Employed by the company in February last year as a casual waitress, Ms McCarthy said she was not given information or advised of her rights that she had seven days to consider signing an AWA document for employment.
The court found that Mr Suleman had breached the Act and was "ignorant" of requirements to provide employees with an explanatory statement of their working conditions and to give them time to consider the AWA.
"I accept that in regard to the finding of duress against him this was inadvertent in that whilst he wanted to have the document signed, and signed quickly, he was ignorant of the employee's right not to sign," Federal Magistrate Kenneth Raphael said.
He said that had Chili's not gone into liquidation, closing down its five restaurants in March this year, he would have imposed a "substantial penalty".
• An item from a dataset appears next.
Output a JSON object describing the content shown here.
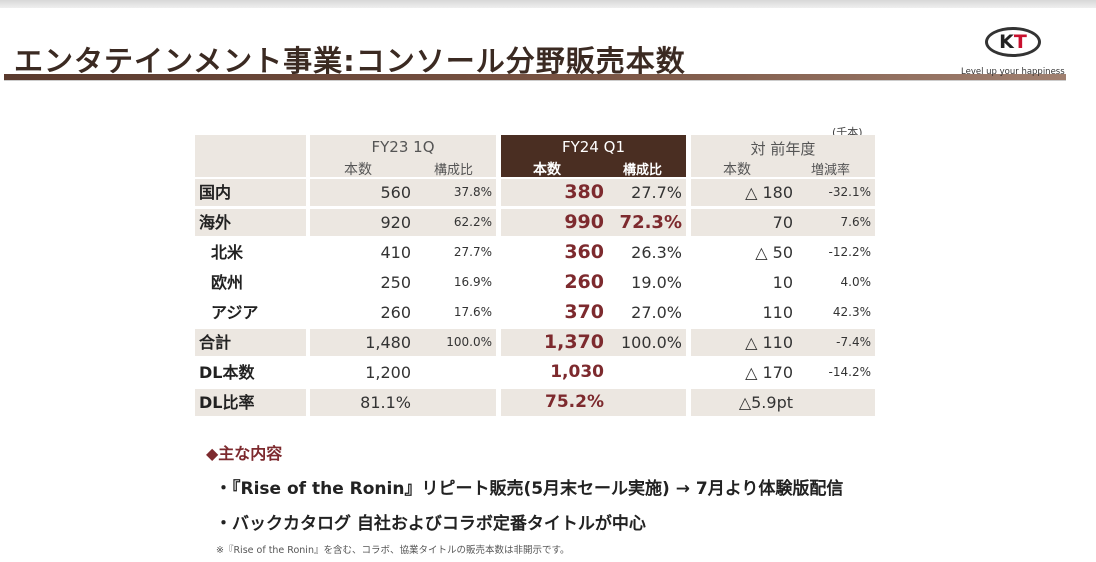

"It is clear that the corporation acted high handedly with little regard to the requirements of the Act", Mr Raphael said.
"But I cannot say the same about Mr Suleman, who acted as he was instructed, checked on his instructions and had no reason to believe that they were incorrect or that he was acting in any way unlawfully."
Mr Suleman was fined $400 and ordered to pay it to Ms McCarthy.
But Mr Raphael took a sterner view of Mr Noor's conduct and ordered him to pay a $10,000 fine to the Commonwealth.
"I regard Mr Noor's conduct in relation to this whole affair as serious. His cavalier attitude to the responsibilities of a corporation employing a large number of young people cannot be condoned," he said.